Well, I do have to say - Bill has stepped up to the plate and has finally had the difficult conversation about the time out with his parents. On Saturday, rather than telling them that we were going to be at Logan's birthday party, they were told that we were doing MOMS Club stuff. After dwelling on it for a while and thinking that the continued lies weren't helping anything at all, we had a discussion, with tears - but less in the past - about how I was frustrated that he is still protecting his mom's feelings over mine when she's the one doing horrible things, yada, yada, yada.. For some reason, the light bulb clicked and he saw the situation differently. A little later he called Grandma L and told her the truth, that we were at Logan's birthday party and they had not been invited because of all that was going on.
On Monday night, Bill came home from work and told me that he had met with his parents for coffee that afternoon. He talked to them clearly about the time out. I don't know all that was said, other than him telling them the privilege of them seeing all of us as a family wasn't going to happen until there was some kind of resolution. He said that his mom cried, because that's what she does, but she understood the situation. I had to roll my eyes, not at the crying part, but the fact that she doesn't do anything on her own to work on the issue. She's going to wait six to seven months until their next visit. I just don't understand. But, whatever.
Today we all went in for my OB appointment to talk about switching to a different medication. I brought Bill along with because he still says he notices a difference where I don't notice or feel different at all. The boys were pretty good during the appointment, even though Logan was being a distraction and on a sugar high from getting a blue sucker. I'm going to wean off of Lexapro and switch to Wellbutrin. Unfortunately, all antidepressants have similar side effects, but Wellbutrin should be less. I had my blood drawn to check out my thyroid and if I don't do better on this medication (or if there's something going on with my thyroid) I'll have to have my regular Doctor check it out (which I need to find. I don't have a GP yet). We'll see how everything goes with this in the next few weeks.

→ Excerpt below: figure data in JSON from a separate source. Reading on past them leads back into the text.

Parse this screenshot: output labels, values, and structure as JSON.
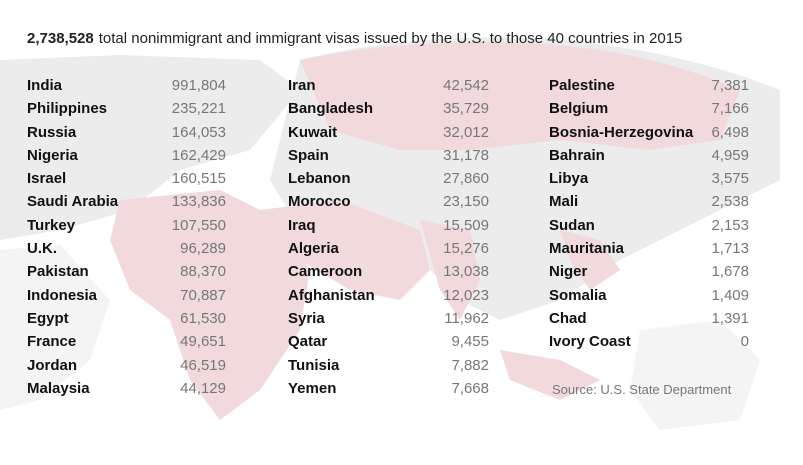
{
  "header": {
    "total": "2,738,528",
    "text": "total nonimmigrant and immigrant visas issued by the U.S. to those 40 countries in 2015"
  },
  "columns": [
    {
      "rows": [
        {
          "name": "India",
          "value": "991,804"
        },
        {
          "name": "Philippines",
          "value": "235,221"
        },
        {
          "name": "Russia",
          "value": "164,053"
        },
        {
          "name": "Nigeria",
          "value": "162,429"
        },
        {
          "name": "Israel",
          "value": "160,515"
        },
        {
          "name": "Saudi Arabia",
          "value": "133,836"
        },
        {
          "name": "Turkey",
          "value": "107,550"
        },
        {
          "name": "U.K.",
          "value": "96,289"
        },
        {
          "name": "Pakistan",
          "value": "88,370"
        },
        {
          "name": "Indonesia",
          "value": "70,887"
        },
        {
          "name": "Egypt",
          "value": "61,530"
        },
        {
          "name": "France",
          "value": "49,651"
        },
        {
          "name": "Jordan",
          "value": "46,519"
        },
        {
          "name": "Malaysia",
          "value": "44,129"
        }
      ]
    },
    {
      "rows": [
        {
          "name": "Iran",
          "value": "42,542"
        },
        {
          "name": "Bangladesh",
          "value": "35,729"
        },
        {
          "name": "Kuwait",
          "value": "32,012"
        },
        {
          "name": "Spain",
          "value": "31,178"
        },
        {
          "name": "Lebanon",
          "value": "27,860"
        },
        {
          "name": "Morocco",
          "value": "23,150"
        },
        {
          "name": "Iraq",
          "value": "15,509"
        },
        {
          "name": "Algeria",
          "value": "15,276"
        },
        {
          "name": "Cameroon",
          "value": "13,038"
        },
        {
          "name": "Afghanistan",
          "value": "12,023"
        },
        {
          "name": "Syria",
          "value": "11,962"
        },
        {
          "name": "Qatar",
          "value": "9,455"
        },
        {
          "name": "Tunisia",
          "value": "7,882"
        },
        {
          "name": "Yemen",
          "value": "7,668"
        }
      ]
    },
    {
      "rows": [
        {
          "name": "Palestine",
          "value": "7,381"
        },
        {
          "name": "Belgium",
          "value": "7,166"
        },
        {
          "name": "Bosnia-Herzegovina",
          "value": "6,498"
        },
        {
          "name": "Bahrain",
          "value": "4,959"
        },
        {
          "name": "Libya",
          "value": "3,575"
        },
        {
          "name": "Mali",
          "value": "2,538"
        },
        {
          "name": "Sudan",
          "value": "2,153"
        },
        {
          "name": "Mauritania",
          "value": "1,713"
        },
        {
          "name": "Niger",
          "value": "1,678"
        },
        {
          "name": "Somalia",
          "value": "1,409"
        },
        {
          "name": "Chad",
          "value": "1,391"
        },
        {
          "name": "Ivory Coast",
          "value": "0"
        }
      ]
    }
  ],
  "source": "Source: U.S. State Department"
}
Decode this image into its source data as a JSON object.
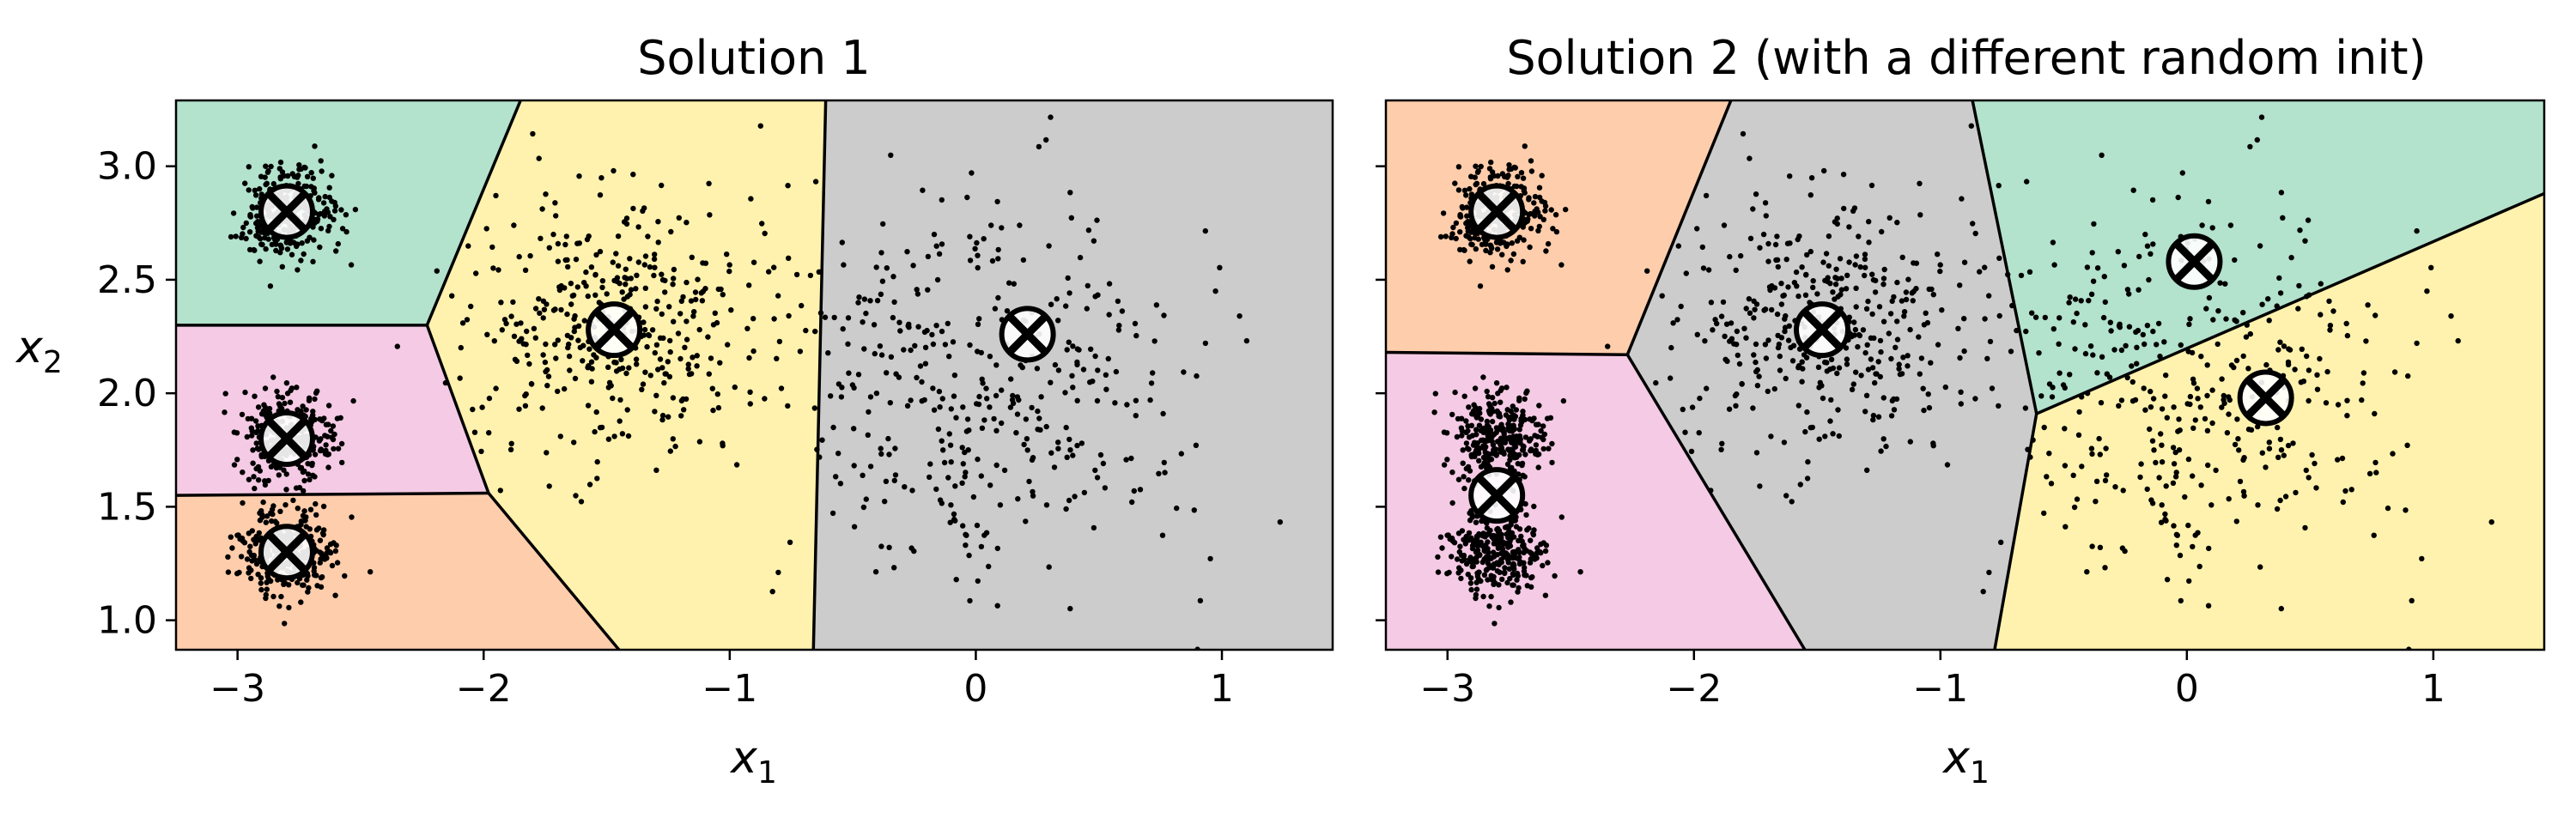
{
  "colors": {
    "region_teal": "#b3e2cd",
    "region_pink": "#f4cae4",
    "region_orange": "#fdcdac",
    "region_yellow": "#fff2ae",
    "region_gray": "#cccccc",
    "boundary": "#000000",
    "points": "#000000",
    "centroid_marker": "#000000",
    "centroid_halo": "#ffffff"
  },
  "chart_data": [
    {
      "type": "scatter",
      "title": "Solution 1",
      "xlabel": "x",
      "xlabel_sub": "1",
      "ylabel": "x",
      "ylabel_sub": "2",
      "xlim": [
        -3.25,
        1.45
      ],
      "ylim": [
        0.87,
        3.29
      ],
      "xticks": [
        -3,
        -2,
        -1,
        0,
        1
      ],
      "xtick_labels": [
        "−3",
        "−2",
        "−1",
        "0",
        "1"
      ],
      "yticks": [
        1.0,
        1.5,
        2.0,
        2.5,
        3.0
      ],
      "ytick_labels": [
        "1.0",
        "1.5",
        "2.0",
        "2.5",
        "3.0"
      ],
      "legend": "none",
      "grid": false,
      "regions": [
        {
          "color": "region_teal",
          "polygon": [
            [
              -3.25,
              3.29
            ],
            [
              -1.85,
              3.29
            ],
            [
              -2.23,
              2.3
            ],
            [
              -3.25,
              2.3
            ]
          ]
        },
        {
          "color": "region_pink",
          "polygon": [
            [
              -3.25,
              2.3
            ],
            [
              -2.23,
              2.3
            ],
            [
              -1.98,
              1.56
            ],
            [
              -3.25,
              1.55
            ]
          ]
        },
        {
          "color": "region_orange",
          "polygon": [
            [
              -3.25,
              1.55
            ],
            [
              -1.98,
              1.56
            ],
            [
              -1.45,
              0.87
            ],
            [
              -3.25,
              0.87
            ]
          ]
        },
        {
          "color": "region_yellow",
          "polygon": [
            [
              -1.85,
              3.29
            ],
            [
              -0.61,
              3.29
            ],
            [
              -0.66,
              0.87
            ],
            [
              -1.45,
              0.87
            ],
            [
              -1.98,
              1.56
            ],
            [
              -2.23,
              2.3
            ]
          ]
        },
        {
          "color": "region_gray",
          "polygon": [
            [
              -0.61,
              3.29
            ],
            [
              1.45,
              3.29
            ],
            [
              1.45,
              0.87
            ],
            [
              -0.66,
              0.87
            ]
          ]
        }
      ],
      "boundaries": [
        [
          [
            -1.85,
            3.29
          ],
          [
            -2.23,
            2.3
          ]
        ],
        [
          [
            -3.25,
            2.3
          ],
          [
            -2.23,
            2.3
          ]
        ],
        [
          [
            -2.23,
            2.3
          ],
          [
            -1.98,
            1.56
          ]
        ],
        [
          [
            -3.25,
            1.55
          ],
          [
            -1.98,
            1.56
          ]
        ],
        [
          [
            -1.98,
            1.56
          ],
          [
            -1.45,
            0.87
          ]
        ],
        [
          [
            -0.61,
            3.29
          ],
          [
            -0.66,
            0.87
          ]
        ]
      ],
      "centroids": [
        [
          -2.8,
          2.8
        ],
        [
          -2.8,
          1.8
        ],
        [
          -2.8,
          1.3
        ],
        [
          -1.47,
          2.28
        ],
        [
          0.21,
          2.26
        ]
      ],
      "clusters": [
        {
          "center": [
            -2.8,
            2.8
          ],
          "spread": 0.1,
          "n": 300
        },
        {
          "center": [
            -2.8,
            1.8
          ],
          "spread": 0.1,
          "n": 300
        },
        {
          "center": [
            -2.8,
            1.3
          ],
          "spread": 0.1,
          "n": 300
        },
        {
          "center": [
            -1.46,
            2.29
          ],
          "spread": 0.3,
          "n": 400
        },
        {
          "center": [
            0.0,
            2.05
          ],
          "spread": 0.42,
          "n": 400
        }
      ]
    },
    {
      "type": "scatter",
      "title": "Solution 2 (with a different random init)",
      "xlabel": "x",
      "xlabel_sub": "1",
      "xlim": [
        -3.25,
        1.45
      ],
      "ylim": [
        0.87,
        3.29
      ],
      "xticks": [
        -3,
        -2,
        -1,
        0,
        1
      ],
      "xtick_labels": [
        "−3",
        "−2",
        "−1",
        "0",
        "1"
      ],
      "yticks": [
        1.0,
        1.5,
        2.0,
        2.5,
        3.0
      ],
      "legend": "none",
      "grid": false,
      "regions": [
        {
          "color": "region_orange",
          "polygon": [
            [
              -3.25,
              3.29
            ],
            [
              -1.85,
              3.29
            ],
            [
              -2.27,
              2.17
            ],
            [
              -3.25,
              2.18
            ]
          ]
        },
        {
          "color": "region_pink",
          "polygon": [
            [
              -3.25,
              2.18
            ],
            [
              -2.27,
              2.17
            ],
            [
              -1.55,
              0.87
            ],
            [
              -3.25,
              0.87
            ]
          ]
        },
        {
          "color": "region_gray",
          "polygon": [
            [
              -1.85,
              3.29
            ],
            [
              -0.87,
              3.29
            ],
            [
              -0.61,
              1.91
            ],
            [
              -0.78,
              0.87
            ],
            [
              -1.55,
              0.87
            ],
            [
              -2.27,
              2.17
            ]
          ]
        },
        {
          "color": "region_teal",
          "polygon": [
            [
              -0.87,
              3.29
            ],
            [
              1.45,
              3.29
            ],
            [
              1.45,
              2.88
            ],
            [
              -0.61,
              1.91
            ]
          ]
        },
        {
          "color": "region_yellow",
          "polygon": [
            [
              -0.61,
              1.91
            ],
            [
              1.45,
              2.88
            ],
            [
              1.45,
              0.87
            ],
            [
              -0.78,
              0.87
            ]
          ]
        }
      ],
      "boundaries": [
        [
          [
            -1.85,
            3.29
          ],
          [
            -2.27,
            2.17
          ]
        ],
        [
          [
            -3.25,
            2.18
          ],
          [
            -2.27,
            2.17
          ]
        ],
        [
          [
            -2.27,
            2.17
          ],
          [
            -1.55,
            0.87
          ]
        ],
        [
          [
            -0.87,
            3.29
          ],
          [
            -0.61,
            1.91
          ]
        ],
        [
          [
            -0.61,
            1.91
          ],
          [
            -0.78,
            0.87
          ]
        ],
        [
          [
            -0.61,
            1.91
          ],
          [
            1.45,
            2.88
          ]
        ]
      ],
      "centroids": [
        [
          -2.8,
          2.8
        ],
        [
          -2.8,
          1.55
        ],
        [
          -1.48,
          2.28
        ],
        [
          0.03,
          2.58
        ],
        [
          0.32,
          1.98
        ]
      ],
      "clusters": [
        {
          "center": [
            -2.8,
            2.8
          ],
          "spread": 0.1,
          "n": 300
        },
        {
          "center": [
            -2.8,
            1.8
          ],
          "spread": 0.1,
          "n": 300
        },
        {
          "center": [
            -2.8,
            1.3
          ],
          "spread": 0.1,
          "n": 300
        },
        {
          "center": [
            -1.46,
            2.29
          ],
          "spread": 0.3,
          "n": 400
        },
        {
          "center": [
            0.0,
            2.05
          ],
          "spread": 0.42,
          "n": 400
        }
      ]
    }
  ]
}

Then. Facebook. Oh, my God. I tried to stay away for as long as I could, but eventually got sucked in. Is it just me, or is Facebook the ultimate internet crack? I've found all sorts of people on there, even my next door neighbor from when I was eight years old. How crazy is that!? Fun stuff, I tell you. Anyway, since the in-laws are in a time out, Aunt Ju-Ju was on my friends list and so I took her off. I had one of Bill's cousins on there too, who happens to be really close to Grandma L and I know that if I had kept her on my list, the info train wouldn't come to a stop. So, I took her off too, even though she's a victim of association. Oddly enough? Right after I removed this cousin in-law, another cousin in-law emailed for a friend request and the next day? An aunt in-law. One of Grandma L's sisters. I ignored both requests. I somehow feel like they wanted to have access to updates and pictures to pass onto Grandma L since I update a lot more than Bill does. Sneaky, I think.